Solution to journalism reform lies in morality

William Urban

As one who has observed Dan Rather’s entire national career and faithfully watched 60 Minutes from its inception, I cannot say that I was surprised that he hurriedly grasped at a story that might have helped sink the Bush presidency. Rather was never known for patience or manners, his political views were clear, and his ambition… well, competing reporters would have Rather’s footprints across their backs if they got in the way of a story. They might even find a knife there.

The comparison of Rather’s mistake with President Bush going into Iraq is a bad one. President Bush followed the experts’ advice. He had been told by every intelligence agency in the world that Saddam Hussein had WMDs, and even Senator Kerry said so in 1998 and 2002. Dan Rather acted in spite of warnings that the materials looked like fakes.

Then Rather insisted that even though the sources might not be true, the story was. That is simply shoddy journalism.

But merely condemning Rather for sloppiness misses the point. The problems of today’s journalism are deeper. They involve the growing number of media, the increasing need for speed, and ‘advocacy journalism’ having become mainstream.

Back when my uncle was a senior editor at US News and World Report (1952-c1980), I had numerous opportunities to talk with him about journalism.
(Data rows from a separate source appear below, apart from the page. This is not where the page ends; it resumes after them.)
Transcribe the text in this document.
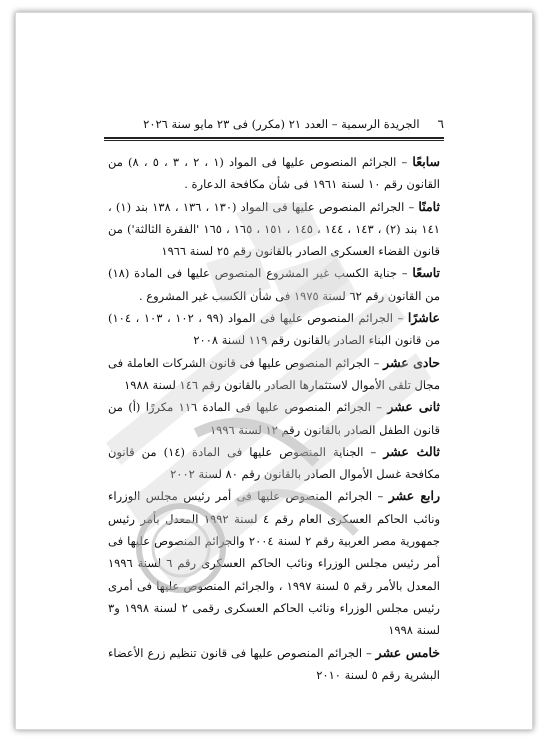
٦
الجريدة الرسمية – العدد ٢١ (مكرر) فى ٢٣ مايو سنة ٢٠٢٦

سابعًا – الجرائم المنصوص عليها فى المواد (١ ، ٢ ، ٣ ، ٥ ، ٨) من القانون رقم ١٠ لسنة ١٩٦١ فى شأن مكافحة الدعارة .

ثامنًا – الجرائم المنصوص عليها فى المواد (١٣٠ ، ١٣٦ ، ١٣٨ بند (١) ، ١٤١ بند (٢) ، ١٤٣ ، ١٤٤ ، ١٤٥ ، ١٥١ ، ١٦٥ ، ١٦٥ 'الفقرة الثالثة') من قانون القضاء العسكرى الصادر بالقانون رقم ٢٥ لسنة ١٩٦٦

تاسعًا – جناية الكسب غير المشروع المنصوص عليها فى المادة (١٨) من القانون رقم ٦٢ لسنة ١٩٧٥ فى شأن الكسب غير المشروع .

عاشرًا – الجرائم المنصوص عليها فى المواد (٩٩ ، ١٠٢ ، ١٠٣ ، ١٠٤) من قانون البناء الصادر بالقانون رقم ١١٩ لسنة ٢٠٠٨

حادى عشر – الجرائم المنصوص عليها فى قانون الشركات العاملة فى مجال تلقى الأموال لاستثمارها الصادر بالقانون رقم ١٤٦ لسنة ١٩٨٨

ثانى عشر – الجرائم المنصوص عليها فى المادة ١١٦ مكررًا (أ) من قانون الطفل الصادر بالقانون رقم ١٢ لسنة ١٩٩٦

ثالث عشر – الجناية المنصوص عليها فى المادة (١٤) من قانون مكافحة غسل الأموال الصادر بالقانون رقم ٨٠ لسنة ٢٠٠٢

رابع عشر – الجرائم المنصوص عليها فى أمر رئيس مجلس الوزراء ونائب الحاكم العسكرى العام رقم ٤ لسنة ١٩٩٢ المعدل بأمر رئيس جمهورية مصر العربية رقم ٢ لسنة ٢٠٠٤ والجرائم المنصوص عليها فى أمر رئيس مجلس الوزراء ونائب الحاكم العسكرى رقم ٦ لسنة ١٩٩٦ المعدل بالأمر رقم ٥ لسنة ١٩٩٧ ، والجرائم المنصوص عليها فى أمرى رئيس مجلس الوزراء ونائب الحاكم العسكرى رقمى ٢ لسنة ١٩٩٨ و٣ لسنة ١٩٩٨

خامس عشر – الجرائم المنصوص عليها فى قانون تنظيم زرع الأعضاء البشرية رقم ٥ لسنة ٢٠١٠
He was firmly of the opinion that the best journalists came out of sports reporting: the game came first; there could be no fudging the score or the number of hits and errors; the readers would tolerate no efforts at spin; and the readers were knowledgeable. Reporters so trained carried over their good habits into political reporting: they would quote candidates accurately and ask pertinent questions; they kept the personal lives of candidates private; and they respected the intelligence of their readers.

Then came the ‘gotya’ era. Reporters like Dan Rather made their reputation by breaking big stories that determined national policy. They could bring down important men, could further societal change, and become famous in the process. They were the inspiration for the next generation of reporters. But this came at a price. They had to keep breaking the big stories, and with the increasing competition, this became harder and harder to do.

Newspapers adjusted to this better than we might have imagined. Many went out of business, and those which survived learned that offering diverse editorial points of view kept readers subscribing. Fewer used the front page stories as editorials, the New York Times being among the last to continue this long-established tradition.

Television and radio were different. Certainly, few readers would recognize a newspaper editor on the street. Everyone knew Cronkite and Rather. We didn’t know Cronkite’s politics, except that he disliked Nixon and Vietnam, though now, in his retirement, we have learned that he is left of center. So are most reporters, even though that wouldn’t necessary stop them from going after a good stories (unless it was the CBS scandal, which would have remained long buried if bloggers had not pointed out the hoax and the cover-up).

Some laugh at Fox’s claim of ‘fair and balanced’, but one part of the public that takes the greatest interest in news has become tired of reporters spinning a story to suit their own personal views. It’s easy to put competing points of view into a newspaper; radio and television news can only present contrasting viewpoints sequentially (or people end up shouting at one another), and the quotes have to be kept short (sound-bites).

As important, however, Fox followed up the successful radio format of political opinion shows, then improved on them by inviting speakers from opposing points of view to appear. Too often, this results in shouting matches, an unfortunate trend that is slowly creeping into the more gentile practices of PBS. If we are lucky, Fox will start giving guests who interrupt yellow cards. Two and you are out, and banned from the next interview as well.

The answer to reforming journalism is a heightened sense of morality. Let’s hope the day comes when employers demonstrate that they will not tolerate dishonesty, when editors begin to blue-pencil (do they still use these?) questionable texts, and when other reporters say, “I thought better of Dan than this.” When that happens we’ll get better journalism.

Galesburg Register-Mail (Oct 2, 2004), A-5.